Joe Thompson
- Born: 22 April 2004 (age 22) Nuneaton, Warwickshire, England
- Nationality: British (English)

Career history
- 2019–2024: Leicester
- 2022: Wolverhampton
- 2023: Ipswich
- 2023: Poole
- 2024–2025: Plymouth

Team honours
- 2025: Premiership KO Cup (tier 1)
- 2019, 2022: tier 3 league champions
- 2019, 2022: tier 3 KO Cup winners
- 2022: tier 3 pairs winners

= Joe Thompson (speedway rider) =

British motorcycle speedway rider

Joseph Thompson (born 22 April 2004) is a motorcycle speedway rider from England.

== Speedway career ==
Thompson began his speedway career riding for the Leicester Lion Cubs during the 2019 National Development League speedway season.
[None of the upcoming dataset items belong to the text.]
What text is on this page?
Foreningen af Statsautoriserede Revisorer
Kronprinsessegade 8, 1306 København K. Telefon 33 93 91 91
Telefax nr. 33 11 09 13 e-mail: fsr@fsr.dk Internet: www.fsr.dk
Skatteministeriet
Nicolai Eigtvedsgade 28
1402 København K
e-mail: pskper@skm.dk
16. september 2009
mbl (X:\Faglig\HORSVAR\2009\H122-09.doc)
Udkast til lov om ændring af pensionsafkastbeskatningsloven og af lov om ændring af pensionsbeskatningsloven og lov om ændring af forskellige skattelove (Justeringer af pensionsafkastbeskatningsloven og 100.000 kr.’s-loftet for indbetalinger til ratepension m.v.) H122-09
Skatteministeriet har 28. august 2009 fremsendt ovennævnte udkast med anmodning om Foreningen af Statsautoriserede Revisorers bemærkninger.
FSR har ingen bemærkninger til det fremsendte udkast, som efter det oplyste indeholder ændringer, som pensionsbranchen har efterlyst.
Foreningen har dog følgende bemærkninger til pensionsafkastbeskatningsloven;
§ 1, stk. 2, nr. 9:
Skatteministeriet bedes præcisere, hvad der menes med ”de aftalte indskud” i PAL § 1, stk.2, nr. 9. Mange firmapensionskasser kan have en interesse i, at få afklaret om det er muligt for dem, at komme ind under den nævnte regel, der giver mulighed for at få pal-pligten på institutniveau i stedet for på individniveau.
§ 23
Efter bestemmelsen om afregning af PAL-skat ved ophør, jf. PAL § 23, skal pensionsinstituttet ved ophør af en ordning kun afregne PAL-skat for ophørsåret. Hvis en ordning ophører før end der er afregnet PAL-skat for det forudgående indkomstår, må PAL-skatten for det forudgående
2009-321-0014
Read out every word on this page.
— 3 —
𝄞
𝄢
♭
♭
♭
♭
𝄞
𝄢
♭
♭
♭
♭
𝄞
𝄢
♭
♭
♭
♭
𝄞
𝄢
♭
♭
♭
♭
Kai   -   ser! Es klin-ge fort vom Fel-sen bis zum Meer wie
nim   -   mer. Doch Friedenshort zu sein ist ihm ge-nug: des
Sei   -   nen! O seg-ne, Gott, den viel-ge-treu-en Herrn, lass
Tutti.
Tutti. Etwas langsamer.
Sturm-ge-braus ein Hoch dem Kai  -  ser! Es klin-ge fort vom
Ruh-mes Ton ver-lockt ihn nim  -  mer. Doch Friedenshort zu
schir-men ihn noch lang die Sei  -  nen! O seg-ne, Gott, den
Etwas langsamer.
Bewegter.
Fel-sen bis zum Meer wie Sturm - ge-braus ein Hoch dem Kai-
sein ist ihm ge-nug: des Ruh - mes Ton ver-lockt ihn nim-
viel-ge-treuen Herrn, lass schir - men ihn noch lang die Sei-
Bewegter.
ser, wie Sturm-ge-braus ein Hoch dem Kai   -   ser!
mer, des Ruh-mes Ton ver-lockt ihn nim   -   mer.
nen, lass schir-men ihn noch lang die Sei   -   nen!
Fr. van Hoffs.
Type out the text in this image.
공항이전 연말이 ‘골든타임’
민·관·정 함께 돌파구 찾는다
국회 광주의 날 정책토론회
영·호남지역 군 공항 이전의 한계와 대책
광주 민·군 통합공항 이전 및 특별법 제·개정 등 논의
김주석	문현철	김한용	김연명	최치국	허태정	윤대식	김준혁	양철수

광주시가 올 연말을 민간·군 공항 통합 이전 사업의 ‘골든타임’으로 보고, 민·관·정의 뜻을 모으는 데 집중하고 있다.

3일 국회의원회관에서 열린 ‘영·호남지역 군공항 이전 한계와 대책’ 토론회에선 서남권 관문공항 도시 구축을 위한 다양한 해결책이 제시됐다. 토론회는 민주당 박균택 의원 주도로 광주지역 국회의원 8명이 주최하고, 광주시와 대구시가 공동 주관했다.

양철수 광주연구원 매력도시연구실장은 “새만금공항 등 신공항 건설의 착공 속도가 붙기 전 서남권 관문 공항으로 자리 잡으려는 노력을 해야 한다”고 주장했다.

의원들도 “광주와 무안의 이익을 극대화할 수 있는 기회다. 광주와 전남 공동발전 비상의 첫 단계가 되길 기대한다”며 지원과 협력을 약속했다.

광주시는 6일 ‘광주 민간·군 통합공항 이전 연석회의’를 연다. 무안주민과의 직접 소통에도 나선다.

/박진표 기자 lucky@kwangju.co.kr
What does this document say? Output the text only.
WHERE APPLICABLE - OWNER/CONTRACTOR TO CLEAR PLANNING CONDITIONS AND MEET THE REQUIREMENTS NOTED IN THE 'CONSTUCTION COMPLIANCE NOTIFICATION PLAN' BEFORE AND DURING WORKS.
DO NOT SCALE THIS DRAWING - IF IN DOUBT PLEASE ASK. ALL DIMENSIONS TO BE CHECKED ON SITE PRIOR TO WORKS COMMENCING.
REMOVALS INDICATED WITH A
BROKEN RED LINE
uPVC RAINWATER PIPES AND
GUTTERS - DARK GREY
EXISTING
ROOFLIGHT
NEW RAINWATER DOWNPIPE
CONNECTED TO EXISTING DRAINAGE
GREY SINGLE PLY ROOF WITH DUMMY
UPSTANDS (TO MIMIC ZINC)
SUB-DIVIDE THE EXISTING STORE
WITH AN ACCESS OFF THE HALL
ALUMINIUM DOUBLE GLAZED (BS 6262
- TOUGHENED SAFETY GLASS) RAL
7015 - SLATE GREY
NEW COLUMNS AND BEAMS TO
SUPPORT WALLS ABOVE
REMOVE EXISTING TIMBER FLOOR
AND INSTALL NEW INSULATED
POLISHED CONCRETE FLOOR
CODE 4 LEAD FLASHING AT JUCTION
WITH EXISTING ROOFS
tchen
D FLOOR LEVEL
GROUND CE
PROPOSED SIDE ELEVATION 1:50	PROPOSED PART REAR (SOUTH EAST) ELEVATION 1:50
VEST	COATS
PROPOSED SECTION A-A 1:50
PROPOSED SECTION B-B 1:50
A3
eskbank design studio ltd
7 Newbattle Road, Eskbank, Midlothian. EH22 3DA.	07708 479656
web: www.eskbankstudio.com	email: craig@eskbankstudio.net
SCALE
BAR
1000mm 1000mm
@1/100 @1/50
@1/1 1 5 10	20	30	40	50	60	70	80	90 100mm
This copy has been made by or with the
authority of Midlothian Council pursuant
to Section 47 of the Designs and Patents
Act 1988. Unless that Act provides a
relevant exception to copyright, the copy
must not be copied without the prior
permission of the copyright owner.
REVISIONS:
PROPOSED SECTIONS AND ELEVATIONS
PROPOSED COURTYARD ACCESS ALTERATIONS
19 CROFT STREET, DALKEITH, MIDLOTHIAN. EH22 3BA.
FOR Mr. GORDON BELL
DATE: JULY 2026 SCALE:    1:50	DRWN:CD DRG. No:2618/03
In 2021, he broke into the Leicester Lions senior team for the SGB Championship 2021.

In 2022, Thompson continued to represent Leicester but made his debut for Wolverhampton Wolves (in the highest league in Britain) during the SGB Premiership 2022 season. He helped Leicester dominate the season by winning the league, successfully defending their National League Knockout Cup title (from 2019) and winning the Pairs Championship, partnered by his brother Dan.

In 2023, Thompson signed for Scunthorpe Scorpions for the SGB Championship 2023 following Leicester's move to the Premiership and re-signed for Leicester Lion Cubs for the 2023 National Development League speedway season. Following the injury sustained by Jack Thomas, Thompson was brought into the Ipswich Premiership team as their rising star but he was released by Scunthorpe following problems over the team averages before being drafted into the Poole Pirates team.

In 2024, Thompson signed for Leicester again (this time in the Premiership and NDL) for the 2024 season and joined the Plymouth Gladiators for the 2024 Championship season. Thompson lost his place to Sam Hagon as the rising star for Leicester in the Premiership but regained it later in the 2025 season and helped Leicester defeat King's Lynn to win the Knockout Cup.

== Family ==
Thompson's twin brother Dan also rides for Leicester Lion Cubs.